Überall soll man kaufen, schauen, probieren

Wir gehen weiter und werden alle zwei Sekunden angeredet. Überall soll man schauen, kaufen, probieren. Es wird zusehends voller in den Gassen und schon wieder merke ich, dass mich die ganze Atmosphäre anstrengt. Mir fällt es schwer, mich treiben zu lassen. Statt dem neugierigen Erkunden dieser exotischen Kultur, fühle ich mich wie auf der Flucht.

Ich will mir nichts zeigen lassen, nicht reden und vor allem nichts kaufen. Und ich will ein guter Backpacker sein?

Wie wird es mir dann erst im geschäftigen Bangkok oder gar in Indien gehen? Ich will gar nicht daran denken.

Plötzlich verflucht auf dem Platz der Gehängten

Es wird langsam dunkel und in der Luft liegt der beißende Geruch von Rauch. Wir machen uns auf den Weg, um nach einem schönen Restaurant mit einer Dachterrasse zu suchen. Von oben, mit etwas Abstand, sieht die Welt doch meistens wieder besser aus. Uns fehlt wieder einmal der Orientierungssinn und plötzlich sind wird wieder am Djemaa El Fna. Der große Platz in der Altstadt war früher der Platz der Geköpften. Heute ist er die Hauptsehenswürdigkeit und noch immer ein Schauplatz für allerhand Kuriositäten.

Marrakesch Marokko Schlangenbeschwörung
Schlangenbeschwörer gehören zum typischen Bild von Marrakesch.

Schlangenbeschwörer, Geschichtenerzähler und Henna-Malerinnen scharen im Schein der Fackeln die Touristen um sich. Auch ich bin großer Henna-Fan und möchte mir noch schnell ein Andenken auf die Haut malen lassen. Ich blättere durch die Bilder der Frauen, die auf kleinen Plastikhockern sitzen und vorrangig die Hände kleiner Mädchen mit Blümchen verzieren.

„Was kostet ein Henna-Tattoo?“, frage ich und bekomme einen Preis von umgerechnet um die 10 Euro genannt. Ich suche mir ein Motiv aus und zeige der Malerin, wo ich es gerne hätte. „Aber dieses hier kostet 25 Euro, weil es größer ist“, erklärt sie, als sie bereits einige Striche auf der Haut gemalt hat. Ich protestiere, denn schließlich hatte ich ja vorher gefragt. Nach einigem Hin und Her einigen wir uns auf 15 Euro.

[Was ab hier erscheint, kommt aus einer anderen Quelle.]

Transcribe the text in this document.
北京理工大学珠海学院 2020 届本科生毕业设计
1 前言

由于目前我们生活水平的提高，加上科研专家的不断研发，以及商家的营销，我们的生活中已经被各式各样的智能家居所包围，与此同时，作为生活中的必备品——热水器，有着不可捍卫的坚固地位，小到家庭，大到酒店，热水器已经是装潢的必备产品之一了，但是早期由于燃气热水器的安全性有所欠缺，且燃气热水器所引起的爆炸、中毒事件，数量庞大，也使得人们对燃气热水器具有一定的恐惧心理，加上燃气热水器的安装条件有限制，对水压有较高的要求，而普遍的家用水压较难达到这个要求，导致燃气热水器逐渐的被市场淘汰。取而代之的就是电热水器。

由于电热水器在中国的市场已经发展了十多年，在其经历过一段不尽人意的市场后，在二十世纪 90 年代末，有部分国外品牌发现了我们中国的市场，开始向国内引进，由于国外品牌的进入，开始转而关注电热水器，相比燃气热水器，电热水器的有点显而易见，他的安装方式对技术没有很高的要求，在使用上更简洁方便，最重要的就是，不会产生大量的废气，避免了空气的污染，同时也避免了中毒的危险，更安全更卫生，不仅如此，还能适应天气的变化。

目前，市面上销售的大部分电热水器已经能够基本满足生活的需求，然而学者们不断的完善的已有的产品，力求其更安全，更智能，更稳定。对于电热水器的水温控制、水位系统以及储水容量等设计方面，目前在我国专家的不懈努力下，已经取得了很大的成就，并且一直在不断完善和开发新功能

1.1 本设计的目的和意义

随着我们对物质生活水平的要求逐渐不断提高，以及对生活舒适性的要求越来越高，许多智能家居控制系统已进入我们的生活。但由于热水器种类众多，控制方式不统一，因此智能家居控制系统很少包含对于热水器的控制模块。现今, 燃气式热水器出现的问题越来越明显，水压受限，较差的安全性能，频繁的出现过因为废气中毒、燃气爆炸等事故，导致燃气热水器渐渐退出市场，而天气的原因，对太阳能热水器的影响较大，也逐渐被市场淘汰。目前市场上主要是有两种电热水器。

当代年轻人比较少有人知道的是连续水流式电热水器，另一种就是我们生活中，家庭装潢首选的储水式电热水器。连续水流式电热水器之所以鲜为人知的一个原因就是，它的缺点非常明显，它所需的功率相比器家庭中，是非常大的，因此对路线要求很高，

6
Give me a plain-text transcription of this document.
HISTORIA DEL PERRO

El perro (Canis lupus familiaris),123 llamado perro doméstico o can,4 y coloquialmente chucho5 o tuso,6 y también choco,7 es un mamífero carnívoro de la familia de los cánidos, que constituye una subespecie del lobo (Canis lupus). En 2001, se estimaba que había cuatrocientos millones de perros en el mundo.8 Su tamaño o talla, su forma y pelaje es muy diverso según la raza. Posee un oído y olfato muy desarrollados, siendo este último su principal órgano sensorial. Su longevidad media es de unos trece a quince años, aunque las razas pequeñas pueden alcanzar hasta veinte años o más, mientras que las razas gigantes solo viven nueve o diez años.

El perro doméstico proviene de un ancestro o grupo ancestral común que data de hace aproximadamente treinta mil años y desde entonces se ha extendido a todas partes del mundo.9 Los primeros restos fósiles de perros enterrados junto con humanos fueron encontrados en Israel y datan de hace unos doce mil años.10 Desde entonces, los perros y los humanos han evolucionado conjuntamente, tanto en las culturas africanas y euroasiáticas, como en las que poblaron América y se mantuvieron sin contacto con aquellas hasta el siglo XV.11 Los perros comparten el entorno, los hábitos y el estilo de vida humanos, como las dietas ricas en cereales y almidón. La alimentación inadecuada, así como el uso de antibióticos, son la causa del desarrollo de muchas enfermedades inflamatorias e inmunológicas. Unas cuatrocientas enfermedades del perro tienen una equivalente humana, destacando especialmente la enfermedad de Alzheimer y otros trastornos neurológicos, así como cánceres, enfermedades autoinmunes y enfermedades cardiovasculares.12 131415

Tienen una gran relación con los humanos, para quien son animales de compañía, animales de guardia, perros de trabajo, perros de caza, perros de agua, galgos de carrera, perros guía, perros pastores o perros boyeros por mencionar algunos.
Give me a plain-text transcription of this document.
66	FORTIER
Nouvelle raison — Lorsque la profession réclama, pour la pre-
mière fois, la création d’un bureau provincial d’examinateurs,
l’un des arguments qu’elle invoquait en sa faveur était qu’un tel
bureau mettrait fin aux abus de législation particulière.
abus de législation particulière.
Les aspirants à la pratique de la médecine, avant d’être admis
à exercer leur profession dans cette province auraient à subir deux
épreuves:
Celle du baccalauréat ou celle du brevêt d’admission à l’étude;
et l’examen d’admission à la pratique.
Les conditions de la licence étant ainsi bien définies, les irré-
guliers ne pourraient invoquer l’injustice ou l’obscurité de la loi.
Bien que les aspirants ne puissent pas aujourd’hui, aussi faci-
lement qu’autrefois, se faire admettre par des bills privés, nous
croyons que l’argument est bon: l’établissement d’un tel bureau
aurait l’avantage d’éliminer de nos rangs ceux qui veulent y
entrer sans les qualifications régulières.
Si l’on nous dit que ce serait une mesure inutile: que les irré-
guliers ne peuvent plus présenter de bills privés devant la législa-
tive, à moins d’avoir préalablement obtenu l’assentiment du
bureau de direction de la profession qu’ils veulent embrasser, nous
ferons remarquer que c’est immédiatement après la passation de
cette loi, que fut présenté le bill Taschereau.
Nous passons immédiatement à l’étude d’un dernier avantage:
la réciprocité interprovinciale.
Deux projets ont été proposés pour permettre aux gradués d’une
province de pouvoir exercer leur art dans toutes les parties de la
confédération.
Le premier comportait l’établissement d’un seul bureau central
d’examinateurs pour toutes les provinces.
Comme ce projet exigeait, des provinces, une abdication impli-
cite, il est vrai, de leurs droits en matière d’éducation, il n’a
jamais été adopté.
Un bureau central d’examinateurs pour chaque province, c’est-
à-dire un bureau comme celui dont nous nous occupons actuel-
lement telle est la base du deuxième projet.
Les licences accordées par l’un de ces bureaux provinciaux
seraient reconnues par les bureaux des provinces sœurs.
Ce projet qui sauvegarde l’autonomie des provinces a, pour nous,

Die Laune der Malerin hat sich deutlich verschlechtert, meine ebenfalls. Sie nimmt das Geld und kritzelt mies gelaunt ein paar Blümchen auf die Hand, die mit der Vorlage nichts gemein haben. Als ich aufstehe und gehe, ruft sie mir gestikulierend ein paar Worte hinterher. Auch ohne ein Wort zu verstehen weiß ich, dass es mit Sicherheit nichts Nettes war. Ich glaube, ich wurde verflucht.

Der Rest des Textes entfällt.